Ateşten dikenler yaratacağım da her an yaralı göğüslerinize koyacağım.
Ruhlar, Tanrının bu hitabını duyunca o neşeyle coştular, köpürdüler, bağırdılar:

Canlarımız feda olsun o belaya.
Bize ne dilersen ver, kabulümüz.

Senin verdiğin belayı canla başla kabul eder, ömrümüz bedeli bile olsa o belaya katlanırız.

                                             *
Onunla ( Allah’la) her can arasında bir sır var.
Her can, kendince bu sırra sahibim der.

Onca, bu kapıda yalnız sır sahibi odur, ondan başka marifet sırrını (Anlama ustalığını) bilen yoktur.

Ruhların bildikleri doğrudur, iyidir.
Fakat bütün ruhlar arasında o, asıl bir ruhu sever.

Öbür ruhlar, o ruhun perdesidir.
Hepsi de o bir ruh için yaralanmıştır.

Onlar, on sekiz bin âlemi aşalar yine bir arpa boyu yol gidebilirler.
*Bütün ruhlar aynıdır ama maksat Allah’ı anlayan ruhlardır.

                                          ***
İLAHİNAME. FERİDÜDDİN-İ ATTAR M.E.B. YAY. 392

                                           *
Üç çeşit insan anlatılıyor:
Dünyayı seven ve dünya için çalışanlar.

Cehennemden kaçıp cennet için çalışanlar.
Allah’ın kapısı için çalışanlar.

Allahtan gelen her şeye canla başla kabul edenler.
Allah kendini anlayan ruhları sever ve beğenir.

Başına bir bela geldiği zaman öfkelenip kontrolünü kaybetme.
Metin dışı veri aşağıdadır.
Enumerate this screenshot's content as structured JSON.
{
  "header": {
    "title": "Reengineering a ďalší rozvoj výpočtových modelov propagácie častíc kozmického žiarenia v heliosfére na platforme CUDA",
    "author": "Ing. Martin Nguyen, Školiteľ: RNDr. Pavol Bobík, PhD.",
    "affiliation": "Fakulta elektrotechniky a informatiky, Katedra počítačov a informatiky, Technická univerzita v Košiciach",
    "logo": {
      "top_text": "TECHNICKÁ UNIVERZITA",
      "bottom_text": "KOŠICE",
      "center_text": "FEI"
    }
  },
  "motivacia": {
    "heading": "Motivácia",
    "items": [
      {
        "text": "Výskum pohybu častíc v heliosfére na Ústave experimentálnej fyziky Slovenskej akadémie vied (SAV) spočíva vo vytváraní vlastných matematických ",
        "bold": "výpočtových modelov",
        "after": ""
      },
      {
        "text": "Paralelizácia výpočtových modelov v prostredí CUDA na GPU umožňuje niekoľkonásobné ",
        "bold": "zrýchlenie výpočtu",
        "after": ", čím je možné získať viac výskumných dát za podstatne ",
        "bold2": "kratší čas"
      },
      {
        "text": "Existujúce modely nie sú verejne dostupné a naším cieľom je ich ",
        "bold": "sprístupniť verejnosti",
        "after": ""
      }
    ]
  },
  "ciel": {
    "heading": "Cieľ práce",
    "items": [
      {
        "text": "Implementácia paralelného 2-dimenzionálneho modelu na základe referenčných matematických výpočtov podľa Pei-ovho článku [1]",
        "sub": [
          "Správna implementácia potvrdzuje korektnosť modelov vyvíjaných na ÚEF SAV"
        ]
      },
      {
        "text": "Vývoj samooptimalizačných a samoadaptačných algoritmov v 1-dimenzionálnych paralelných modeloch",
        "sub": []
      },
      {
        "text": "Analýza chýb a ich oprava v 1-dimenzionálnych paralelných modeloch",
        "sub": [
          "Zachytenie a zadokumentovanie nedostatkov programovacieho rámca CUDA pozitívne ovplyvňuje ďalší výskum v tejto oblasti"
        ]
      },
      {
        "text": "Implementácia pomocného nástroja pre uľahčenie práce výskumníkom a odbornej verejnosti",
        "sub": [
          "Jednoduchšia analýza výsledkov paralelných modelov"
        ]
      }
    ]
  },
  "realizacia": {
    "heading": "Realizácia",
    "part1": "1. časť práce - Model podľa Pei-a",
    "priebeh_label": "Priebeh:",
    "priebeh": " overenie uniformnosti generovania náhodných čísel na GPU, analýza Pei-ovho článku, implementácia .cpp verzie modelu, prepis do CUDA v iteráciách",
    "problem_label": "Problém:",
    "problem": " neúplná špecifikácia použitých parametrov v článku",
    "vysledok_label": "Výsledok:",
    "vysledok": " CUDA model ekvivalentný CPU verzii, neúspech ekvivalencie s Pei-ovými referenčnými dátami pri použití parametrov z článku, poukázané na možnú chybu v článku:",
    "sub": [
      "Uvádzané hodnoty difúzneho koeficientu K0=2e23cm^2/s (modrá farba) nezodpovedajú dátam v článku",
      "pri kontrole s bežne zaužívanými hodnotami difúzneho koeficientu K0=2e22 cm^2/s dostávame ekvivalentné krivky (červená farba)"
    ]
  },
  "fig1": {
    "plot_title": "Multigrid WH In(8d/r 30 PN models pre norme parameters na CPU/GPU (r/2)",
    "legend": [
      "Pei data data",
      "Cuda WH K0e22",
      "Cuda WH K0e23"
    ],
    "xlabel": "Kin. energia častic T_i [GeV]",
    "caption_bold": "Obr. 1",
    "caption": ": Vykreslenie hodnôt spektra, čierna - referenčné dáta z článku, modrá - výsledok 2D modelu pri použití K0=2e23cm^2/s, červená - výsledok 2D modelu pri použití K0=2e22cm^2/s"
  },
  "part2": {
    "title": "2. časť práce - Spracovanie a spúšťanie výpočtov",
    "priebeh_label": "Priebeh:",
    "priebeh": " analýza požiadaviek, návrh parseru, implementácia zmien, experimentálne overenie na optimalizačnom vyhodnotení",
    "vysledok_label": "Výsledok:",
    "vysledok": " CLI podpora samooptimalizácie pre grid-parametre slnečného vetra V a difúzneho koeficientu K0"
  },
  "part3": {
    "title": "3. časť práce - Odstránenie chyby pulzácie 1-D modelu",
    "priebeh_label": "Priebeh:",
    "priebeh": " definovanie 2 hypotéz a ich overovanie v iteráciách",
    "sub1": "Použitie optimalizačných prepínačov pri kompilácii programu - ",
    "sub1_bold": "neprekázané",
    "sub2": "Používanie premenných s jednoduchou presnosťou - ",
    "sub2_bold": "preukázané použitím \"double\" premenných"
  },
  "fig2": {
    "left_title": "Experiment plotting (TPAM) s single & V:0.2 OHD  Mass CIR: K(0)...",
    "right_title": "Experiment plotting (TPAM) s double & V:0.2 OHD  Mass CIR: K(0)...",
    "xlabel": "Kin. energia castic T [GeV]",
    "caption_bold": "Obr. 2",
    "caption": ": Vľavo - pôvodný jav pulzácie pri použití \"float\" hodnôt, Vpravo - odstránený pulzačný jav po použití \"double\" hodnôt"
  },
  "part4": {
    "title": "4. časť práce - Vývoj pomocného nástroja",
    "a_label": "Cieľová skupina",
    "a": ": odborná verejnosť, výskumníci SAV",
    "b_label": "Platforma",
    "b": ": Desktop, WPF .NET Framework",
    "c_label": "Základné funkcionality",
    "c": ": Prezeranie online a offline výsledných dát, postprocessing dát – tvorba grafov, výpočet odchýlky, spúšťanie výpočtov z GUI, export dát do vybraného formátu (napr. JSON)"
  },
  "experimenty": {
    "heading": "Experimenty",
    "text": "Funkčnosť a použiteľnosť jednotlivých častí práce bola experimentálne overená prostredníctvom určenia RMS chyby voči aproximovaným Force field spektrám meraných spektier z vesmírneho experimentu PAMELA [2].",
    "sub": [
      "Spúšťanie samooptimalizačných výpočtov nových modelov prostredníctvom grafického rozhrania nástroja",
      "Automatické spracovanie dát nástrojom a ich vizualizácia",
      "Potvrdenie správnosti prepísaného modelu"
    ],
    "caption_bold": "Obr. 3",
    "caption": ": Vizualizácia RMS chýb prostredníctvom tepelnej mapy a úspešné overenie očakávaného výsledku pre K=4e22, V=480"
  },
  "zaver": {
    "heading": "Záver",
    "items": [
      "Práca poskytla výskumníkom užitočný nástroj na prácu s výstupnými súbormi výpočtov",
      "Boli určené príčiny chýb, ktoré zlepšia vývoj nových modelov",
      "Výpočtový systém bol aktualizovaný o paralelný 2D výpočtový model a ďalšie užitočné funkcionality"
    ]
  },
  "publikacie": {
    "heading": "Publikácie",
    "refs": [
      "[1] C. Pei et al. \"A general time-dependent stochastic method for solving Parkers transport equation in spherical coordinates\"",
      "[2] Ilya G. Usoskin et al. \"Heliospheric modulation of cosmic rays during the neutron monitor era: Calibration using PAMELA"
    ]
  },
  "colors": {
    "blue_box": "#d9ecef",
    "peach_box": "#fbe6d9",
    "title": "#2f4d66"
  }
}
Çevrendekileri suçlayarak saldırma.

Sebepler üzerinden neden olduğunu, neden başına geldiğini anlamaya çalışma.

Sen dikkatini yaptırana ver.
Her şey Allah’tan gelmiştir.

Canla başla kabul et.
Sakinleş.

Fena diye yırtındığın şeyin aslında senin hayrına olduğunu kendine zaman tanırsan görürsün.

Hazreti Mevlana bela için dışı acı verir ama içi ödüllerle doludur der. Yani Allah özel kullarına güzel bir hediye vereceği zaman kıskançlıktan korumak için belanın içinde verir.

Başka insanlar senin üstüne gelen belayı konuşurken o özel kul saadet içindedir.

Bazı şeyler göründüğü gibi değildir.
İşin hakikati herkese açıklanmamıştır.